Dern has saved some of her finest portrayals for the small screen, often for Showtime, with whom she has a long-standing relationship. She appeared opposite Anthony Andrews in that network's "The Strange Case of Dr. Jekyll and Mr. Hyde" (1989), and won Emmy nominations for her performance as a military widow in the HBO docudrama "Afterburn" (1992) and the 1993 "Murder, Obliquely" episode of Showtime's "Fallen Angels" film-noir series. After making her directing debut with the romantic short "The Gift" (Showtime, 1994), for which she also starred and provided the story, she executive produced and acted alongside Raul Julia and Vanessa Redgrave in the dark political drama "Down Came a Blackbird" (Showtime, 1995), In addition to playing ill-fated militia fugitive Vicki Weaver in "Ruby Ridge: An American Tragedy" (CBS, 1996), Dern provided narration for that year's "Bastard Out of Carolina" (Showtime), a gritty drama about child abuse in the 1950s that marked Anjelica Huston's directorial debut. After securing her place in history (and a third Emmy nomination) as the lesbian lover in the "coming out" episode of "Ellen" (ABC), she turned in a critically-acclaimed performance as the low-rent mother of four who contracts to sell her next baby to a yuppie couple in "The Baby Dance" (Showtime, 1998). Less successful, critically and creatively, was her subsequent telepic "Within These Walls" (2001), but she snared another plumb role when she appeared in the well-praised cautionary HMO tale "Damaged Care" (HBO, 2002) as a doctor who blows the whistle on unsavory insurance practices.

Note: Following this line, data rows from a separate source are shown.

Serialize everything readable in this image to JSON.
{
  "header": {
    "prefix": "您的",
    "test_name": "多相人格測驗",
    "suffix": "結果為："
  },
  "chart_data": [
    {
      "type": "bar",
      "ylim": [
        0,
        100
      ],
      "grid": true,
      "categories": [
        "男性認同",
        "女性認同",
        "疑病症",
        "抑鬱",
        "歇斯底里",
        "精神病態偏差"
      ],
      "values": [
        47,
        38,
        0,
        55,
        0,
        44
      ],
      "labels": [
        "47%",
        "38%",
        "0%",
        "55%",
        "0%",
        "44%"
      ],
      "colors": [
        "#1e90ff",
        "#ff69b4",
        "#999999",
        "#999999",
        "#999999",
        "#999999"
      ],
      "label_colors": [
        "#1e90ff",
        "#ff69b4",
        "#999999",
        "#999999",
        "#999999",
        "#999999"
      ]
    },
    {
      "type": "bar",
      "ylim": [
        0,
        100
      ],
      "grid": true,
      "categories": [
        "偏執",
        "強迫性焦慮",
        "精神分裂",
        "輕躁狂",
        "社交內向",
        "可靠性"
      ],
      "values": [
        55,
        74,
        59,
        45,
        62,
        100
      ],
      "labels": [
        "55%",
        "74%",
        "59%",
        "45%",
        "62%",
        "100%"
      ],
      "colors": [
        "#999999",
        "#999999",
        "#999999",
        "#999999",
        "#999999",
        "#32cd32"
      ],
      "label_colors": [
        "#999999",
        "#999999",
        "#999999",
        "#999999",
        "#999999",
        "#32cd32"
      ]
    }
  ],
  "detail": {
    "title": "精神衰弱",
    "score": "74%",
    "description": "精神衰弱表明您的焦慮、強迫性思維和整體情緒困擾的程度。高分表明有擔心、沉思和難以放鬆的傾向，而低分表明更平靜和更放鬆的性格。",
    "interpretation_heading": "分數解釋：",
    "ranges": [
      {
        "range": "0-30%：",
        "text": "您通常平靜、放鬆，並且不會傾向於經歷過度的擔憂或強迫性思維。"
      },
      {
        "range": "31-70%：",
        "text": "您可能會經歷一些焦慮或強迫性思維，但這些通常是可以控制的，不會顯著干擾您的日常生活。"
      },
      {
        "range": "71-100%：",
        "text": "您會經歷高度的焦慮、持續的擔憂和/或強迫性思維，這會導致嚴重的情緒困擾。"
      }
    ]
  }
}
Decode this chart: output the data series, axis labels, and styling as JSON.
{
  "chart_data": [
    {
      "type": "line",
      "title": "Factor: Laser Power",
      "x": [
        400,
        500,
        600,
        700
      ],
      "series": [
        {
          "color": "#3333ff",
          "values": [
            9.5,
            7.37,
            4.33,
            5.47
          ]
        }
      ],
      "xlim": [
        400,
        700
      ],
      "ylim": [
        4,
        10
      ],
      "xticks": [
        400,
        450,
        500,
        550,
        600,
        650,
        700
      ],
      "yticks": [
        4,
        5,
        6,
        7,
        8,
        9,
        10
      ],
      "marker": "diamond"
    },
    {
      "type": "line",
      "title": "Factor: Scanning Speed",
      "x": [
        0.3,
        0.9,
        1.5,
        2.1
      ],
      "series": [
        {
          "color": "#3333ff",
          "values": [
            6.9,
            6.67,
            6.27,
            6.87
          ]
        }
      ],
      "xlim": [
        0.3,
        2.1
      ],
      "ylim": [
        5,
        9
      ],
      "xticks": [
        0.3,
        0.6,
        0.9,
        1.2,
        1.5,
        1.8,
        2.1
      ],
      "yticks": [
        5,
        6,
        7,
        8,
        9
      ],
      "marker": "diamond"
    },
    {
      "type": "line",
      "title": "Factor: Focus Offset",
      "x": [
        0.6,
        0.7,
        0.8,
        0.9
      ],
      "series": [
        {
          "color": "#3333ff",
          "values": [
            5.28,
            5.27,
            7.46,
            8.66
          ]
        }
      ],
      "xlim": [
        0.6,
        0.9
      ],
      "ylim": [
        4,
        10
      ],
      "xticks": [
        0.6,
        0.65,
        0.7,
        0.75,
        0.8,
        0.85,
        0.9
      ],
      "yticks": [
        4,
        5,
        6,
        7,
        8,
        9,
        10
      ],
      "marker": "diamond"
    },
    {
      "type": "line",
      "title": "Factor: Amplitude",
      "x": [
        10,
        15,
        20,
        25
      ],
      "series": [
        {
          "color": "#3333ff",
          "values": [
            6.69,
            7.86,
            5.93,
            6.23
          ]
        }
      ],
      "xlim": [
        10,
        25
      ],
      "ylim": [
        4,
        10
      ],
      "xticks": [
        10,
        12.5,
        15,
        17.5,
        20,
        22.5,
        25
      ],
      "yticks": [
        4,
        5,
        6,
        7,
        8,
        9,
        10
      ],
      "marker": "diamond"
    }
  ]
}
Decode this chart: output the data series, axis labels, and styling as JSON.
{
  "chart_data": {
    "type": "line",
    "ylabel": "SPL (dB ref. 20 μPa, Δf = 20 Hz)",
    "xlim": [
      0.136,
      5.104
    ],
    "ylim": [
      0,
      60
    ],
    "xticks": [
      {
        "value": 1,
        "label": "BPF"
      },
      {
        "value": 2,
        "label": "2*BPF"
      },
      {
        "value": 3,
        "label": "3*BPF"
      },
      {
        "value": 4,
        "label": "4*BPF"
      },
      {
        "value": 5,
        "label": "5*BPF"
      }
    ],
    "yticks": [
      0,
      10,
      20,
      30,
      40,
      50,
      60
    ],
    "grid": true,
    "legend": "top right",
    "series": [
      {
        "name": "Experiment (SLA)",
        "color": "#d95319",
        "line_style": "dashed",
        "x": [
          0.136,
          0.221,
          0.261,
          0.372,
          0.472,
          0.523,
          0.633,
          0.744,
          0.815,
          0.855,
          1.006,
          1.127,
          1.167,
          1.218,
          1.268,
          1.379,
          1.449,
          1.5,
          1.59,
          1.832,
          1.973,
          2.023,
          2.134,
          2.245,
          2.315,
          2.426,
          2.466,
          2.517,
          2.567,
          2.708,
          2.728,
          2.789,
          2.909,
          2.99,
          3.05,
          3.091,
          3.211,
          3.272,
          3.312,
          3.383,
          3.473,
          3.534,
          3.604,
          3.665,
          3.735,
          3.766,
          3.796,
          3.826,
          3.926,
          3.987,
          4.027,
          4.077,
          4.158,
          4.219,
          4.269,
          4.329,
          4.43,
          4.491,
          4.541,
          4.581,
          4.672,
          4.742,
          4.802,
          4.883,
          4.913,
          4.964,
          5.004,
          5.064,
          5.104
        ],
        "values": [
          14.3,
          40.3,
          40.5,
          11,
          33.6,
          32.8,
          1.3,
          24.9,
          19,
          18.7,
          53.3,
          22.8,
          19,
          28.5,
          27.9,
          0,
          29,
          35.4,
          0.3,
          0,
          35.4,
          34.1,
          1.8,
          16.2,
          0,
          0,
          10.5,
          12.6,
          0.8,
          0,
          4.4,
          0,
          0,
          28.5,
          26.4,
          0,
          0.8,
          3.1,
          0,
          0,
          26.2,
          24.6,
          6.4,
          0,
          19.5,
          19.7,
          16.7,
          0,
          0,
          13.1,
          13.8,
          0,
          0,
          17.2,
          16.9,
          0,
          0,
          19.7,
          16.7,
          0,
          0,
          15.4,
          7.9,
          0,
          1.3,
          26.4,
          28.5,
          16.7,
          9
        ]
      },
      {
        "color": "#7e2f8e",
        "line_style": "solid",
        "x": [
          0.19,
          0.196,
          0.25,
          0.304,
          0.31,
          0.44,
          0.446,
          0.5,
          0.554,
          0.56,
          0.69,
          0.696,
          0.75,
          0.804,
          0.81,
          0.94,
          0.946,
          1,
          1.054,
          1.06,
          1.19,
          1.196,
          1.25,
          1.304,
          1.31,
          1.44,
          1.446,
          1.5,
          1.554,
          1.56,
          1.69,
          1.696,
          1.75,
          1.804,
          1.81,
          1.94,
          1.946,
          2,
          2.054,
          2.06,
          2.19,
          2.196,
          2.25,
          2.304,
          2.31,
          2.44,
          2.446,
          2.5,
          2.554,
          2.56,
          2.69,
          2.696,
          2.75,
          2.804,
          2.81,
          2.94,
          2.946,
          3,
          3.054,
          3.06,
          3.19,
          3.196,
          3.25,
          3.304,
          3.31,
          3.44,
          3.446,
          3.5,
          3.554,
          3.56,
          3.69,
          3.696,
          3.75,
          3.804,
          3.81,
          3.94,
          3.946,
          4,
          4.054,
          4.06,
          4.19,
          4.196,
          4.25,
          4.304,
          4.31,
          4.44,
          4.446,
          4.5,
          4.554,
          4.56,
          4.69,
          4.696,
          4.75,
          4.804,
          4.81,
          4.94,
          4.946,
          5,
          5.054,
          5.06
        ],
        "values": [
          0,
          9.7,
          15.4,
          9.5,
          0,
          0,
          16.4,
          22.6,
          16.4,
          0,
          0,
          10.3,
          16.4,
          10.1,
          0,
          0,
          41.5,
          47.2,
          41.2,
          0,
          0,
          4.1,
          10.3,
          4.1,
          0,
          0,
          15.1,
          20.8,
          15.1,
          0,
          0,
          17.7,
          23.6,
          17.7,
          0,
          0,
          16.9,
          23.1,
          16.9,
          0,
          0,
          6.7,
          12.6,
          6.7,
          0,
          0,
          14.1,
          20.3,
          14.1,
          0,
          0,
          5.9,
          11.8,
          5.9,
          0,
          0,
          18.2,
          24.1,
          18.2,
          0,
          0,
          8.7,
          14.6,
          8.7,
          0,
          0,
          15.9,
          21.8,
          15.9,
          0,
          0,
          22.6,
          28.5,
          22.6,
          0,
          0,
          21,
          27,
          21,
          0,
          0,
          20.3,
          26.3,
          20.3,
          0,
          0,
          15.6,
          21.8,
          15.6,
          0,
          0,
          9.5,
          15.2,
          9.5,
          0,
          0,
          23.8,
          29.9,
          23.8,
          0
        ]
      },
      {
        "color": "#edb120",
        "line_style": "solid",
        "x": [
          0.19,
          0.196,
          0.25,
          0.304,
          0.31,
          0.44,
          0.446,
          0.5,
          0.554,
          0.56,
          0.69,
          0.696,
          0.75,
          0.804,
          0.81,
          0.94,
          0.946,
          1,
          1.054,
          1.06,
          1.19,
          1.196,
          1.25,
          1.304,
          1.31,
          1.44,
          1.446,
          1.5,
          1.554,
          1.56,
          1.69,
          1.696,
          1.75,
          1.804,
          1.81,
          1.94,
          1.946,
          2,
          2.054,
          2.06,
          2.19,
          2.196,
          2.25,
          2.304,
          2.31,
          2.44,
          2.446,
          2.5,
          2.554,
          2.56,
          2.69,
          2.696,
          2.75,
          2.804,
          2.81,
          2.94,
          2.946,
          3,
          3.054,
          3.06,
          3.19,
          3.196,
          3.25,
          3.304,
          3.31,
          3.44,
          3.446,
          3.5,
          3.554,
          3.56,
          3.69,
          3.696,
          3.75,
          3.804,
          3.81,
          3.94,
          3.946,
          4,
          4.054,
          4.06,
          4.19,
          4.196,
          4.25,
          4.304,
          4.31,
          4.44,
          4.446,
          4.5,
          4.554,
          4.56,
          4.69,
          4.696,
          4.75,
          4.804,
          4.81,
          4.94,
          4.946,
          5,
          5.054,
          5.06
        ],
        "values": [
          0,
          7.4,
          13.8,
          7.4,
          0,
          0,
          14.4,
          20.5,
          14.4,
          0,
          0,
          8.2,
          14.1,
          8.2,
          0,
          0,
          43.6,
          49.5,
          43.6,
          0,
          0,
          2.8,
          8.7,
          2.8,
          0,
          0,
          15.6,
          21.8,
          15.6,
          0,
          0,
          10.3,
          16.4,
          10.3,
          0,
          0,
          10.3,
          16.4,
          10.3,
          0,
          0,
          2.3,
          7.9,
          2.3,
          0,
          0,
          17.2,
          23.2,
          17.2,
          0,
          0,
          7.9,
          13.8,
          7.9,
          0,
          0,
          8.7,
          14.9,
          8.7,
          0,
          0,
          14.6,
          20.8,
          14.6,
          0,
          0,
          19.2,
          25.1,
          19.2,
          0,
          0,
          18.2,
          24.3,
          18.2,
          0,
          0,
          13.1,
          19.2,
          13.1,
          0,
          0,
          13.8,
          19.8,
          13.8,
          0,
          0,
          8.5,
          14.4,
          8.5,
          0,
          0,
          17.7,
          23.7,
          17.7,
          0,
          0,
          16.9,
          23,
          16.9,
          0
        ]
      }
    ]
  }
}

Back on the big screen, Dern fared well in a small part opposite Sean Penn in the feature "I Am Sam" (2001) and She also garnered strong reviews for her turn in the relationship drama "We Don't Live Here Anymore" (2004), playing a Pacific Northwest housewife who begins an emotional breakdown when her husband (Mark Ruffalo) has a tryst with one of their closest married friends (Naomi Watts), only to be accused herself of a long-term dalliance with the husband (Peter Krause), followed by a supporting role as a married lesbian suspected of using the sperm of her best male friend, also gay, to conceive her son in writer-director Don Roos' seriocomic ensemble feature "Happy Endings" (2005). In “The Prize Winner of Defiance, Ohio” (2005), Dern had a supporting role as a prize-winning housewife who tries to get a woman of twelve (Julianne Moore) struggling to keep her impoverished family afloat to come to her meeting of other jingle-writing housewives.